第32話 水の妖精②

 一行は、森の奥へと進む。しばらくして、前方に湖が見えてきた。太陽の光を受け、水面がキラキラと輝いている。先程の苦闘とはうってかわり、湖は静謐せいひつそのものであった。


「ここに、水の妖精がいるってんだな」

 マックスが、目の上に手をかざしながら、遠くを見る。


「ここは、僕が見た景色そのものの場所だ。だから、ここにいるはずなんだけど……」

 ロビンが答える。


「でも見たところ、妖精の気配はありませんが……あぁ、ロビンを疑っているわけではありません」

 エメラーダは、慌てて訂正した。


「そこにいるんでしょ。コソコソしてないで、出てきなさいよ」

 ルシエルが声を張り上げた。


「ルシエル! なんで急に大声なんか……わわわ!」


 ロビンがこう言った途端、水面が沸き立った。続いて、水柱があがる。その中から、妖精が現れた。


 背丈は、ルシエルと一緒だ。長い髪を持ち、水を滴らせている。肌は透けるように白く、瞳は青い。

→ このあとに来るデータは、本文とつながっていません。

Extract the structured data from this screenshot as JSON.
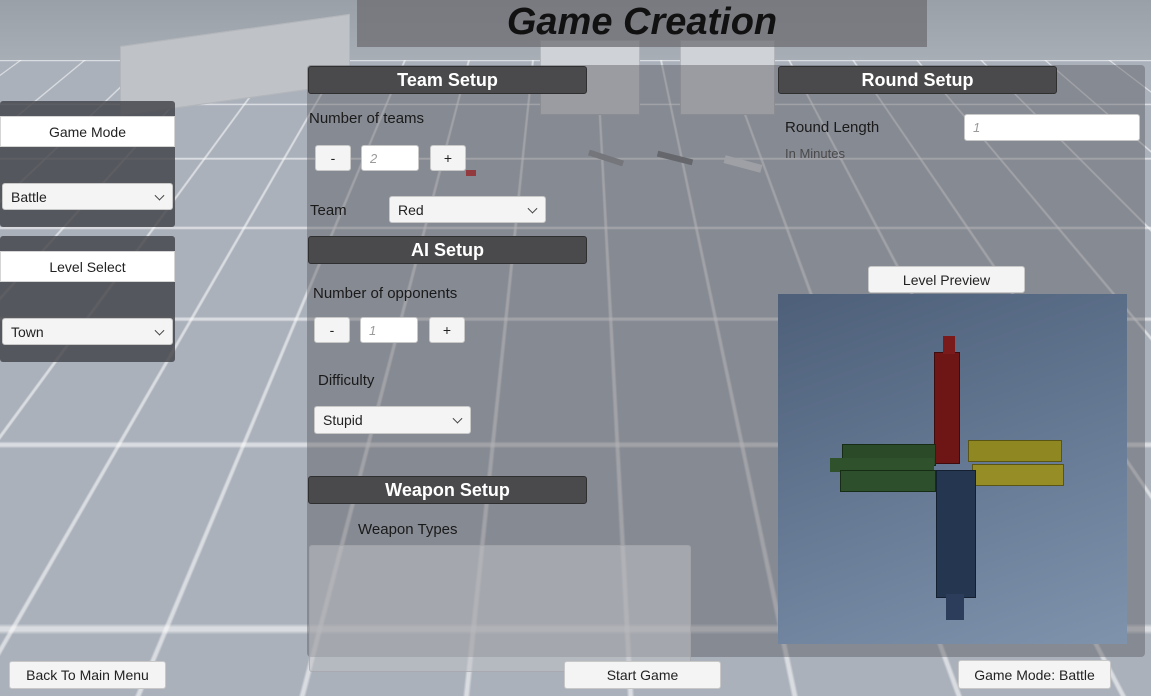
{
  "title": "Game Creation",
  "sidebar": {
    "game_mode": {
      "label": "Game Mode",
      "selected": "Battle"
    },
    "level_select": {
      "label": "Level Select",
      "selected": "Town"
    }
  },
  "team_setup": {
    "header": "Team Setup",
    "number_of_teams_label": "Number of teams",
    "minus": "-",
    "plus": "+",
    "number_of_teams_placeholder": "2",
    "team_label": "Team",
    "team_selected": "Red"
  },
  "ai_setup": {
    "header": "AI Setup",
    "number_of_opponents_label": "Number of opponents",
    "minus": "-",
    "plus": "+",
    "number_of_opponents_placeholder": "1",
    "difficulty_label": "Difficulty",
    "difficulty_selected": "Stupid"
  },
  "weapon_setup": {
    "header": "Weapon Setup",
    "weapon_types_label": "Weapon Types"
  },
  "round_setup": {
    "header": "Round Setup",
    "round_length_label": "Round Length",
    "round_length_placeholder": "1",
    "in_minutes_label": "In Minutes"
  },
  "level_preview": {
    "label": "Level Preview"
  },
  "bottom": {
    "back_label": "Back To Main Menu",
    "start_label": "Start Game",
    "mode_label": "Game Mode: Battle"
  },
  "colors": {
    "team_red": "#7a1a1a",
    "team_green": "#2c4a2c",
    "team_yellow": "#a39a2a",
    "team_blue": "#2b3a55",
    "header_bg": "#4a4a4c"
  },
  "icons": [
    "chevron-down-icon"
  ]
}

 まとっている服は、水を巻き付けているかのようだ。背中から生えている羽も、まるで水のようである。


「貴様らか。この地の安寧あんねいを乱すものは」

 妖精は、エメラーダ一行を睨みつけた。


「あなたが水の妖精ですね。どうか力をお貸しください。ハイキルディア大陸の未来が、かかっています」

 エメラーダは、真剣な表情で言う。


「私は、協力するつもりなど毛頭無い。人間ども。マーリンに何をしたのか忘れたとは言わせぬぞ」


「俺はニンゲンじゃないぞ」

 マックスが反応した。

「人間でないなら、尚悪い。貴様が怪物を呼び寄せたのだな」


「俺じゃねぇよ。俺は巻き込まれたの。このクソ妖精が悪い」

 マックスはルシエルを指さした。


「あたしのせいじゃないわよ!」

 ルシエルは抗議している。


「あなたは、マーリンさんを知っているのですね。今は、どこにおられるのですか?」

 エメラーダは、水の妖精に尋ねた。


「ふん。追放しておいて、困り事があるとなると擦り寄る。浅ましいとしか言いようがない。これだから人間は」

 水の妖精は、突き放すように言う。


「そんな……」

 エメラーダは、言葉を失った。


「マーリンに、義理立てしてるのはわかったわ。なるほど、マーリンは人間じゃないってわけね。だから、人間なんかどうなったっていいと」

 ルシエルは、鼻で笑う。


 それを聞いた水の妖精は、怒りを露にした。

「黙れ! 無礼者め! 我が友マーリンを侮辱するな!」


「だって、人間なんか『こいつは人間じゃない』認定したやつに対して、随分と冷酷なものよ。むしろ、人間なんていなくなった方がよくない?」

 ルシエルは、さらに煽る。


 それを聞いた水の妖精は、怒りを通り越して呆れ返ってしまった。

「貴様は、一体どっちの味方なのだ……」


「だから言ったろ。こいつはクソ妖精だって」

 マックスが、口を挟む。


「私はドラフォンの者ではありません。ですので、マーリンさんに起こったことについては、詳しいことは存じません。知ったとしても、償えるものではないでしょう」

 エメラーダは、申し訳なさそうに答える。


「そういえば、貴様らが来る前に、妙な気配を感じていたのだが。せっかく出てきてやったというのに、そっちの方は姿を表さぬとはな」

 水の妖精は、話を変えた。


「それはどういう……」

「エメラーダ!」

 ロビンは、困惑気味のエメラーダに呼びかける。


「ああ、そういうことですね」

 ロビンの言いたいことを察したエメラーダは、蒼き剣を取り出した。


「この剣は……」

 水の妖精は、注意深く蒼き剣を見た。


「ごめんなさい。別に姿を隠してたわけじゃないんだけど……」

 ロビンは弁明する。


「これは一体どういうことなのだ」

「話すと長くなるけど……」

 ロビンは水の妖精に、自分が花の妖精から蒼き剣の妖精になった経緯を説明した。


「人のために、花の妖精をやめたというのか……」

 水の妖精は、ロビンの話を噛み締めていた。湖畔はしばし、静寂に包まれる。


「わかった。マーリンの元に案内しよう」

 水の妖精が言った。


「ありがとうございます!」

 エメラーダが歓喜の声をあげる。


「ただし条件がある。マーリンに何かしてみろ。その時は容赦しない」

「もちろんです」

 エメラーダは大きくうなずいた。


「では、行くぞ」

「はい」

 エメラーダは返事をした。一同は、先を進む水の妖精の後を追った。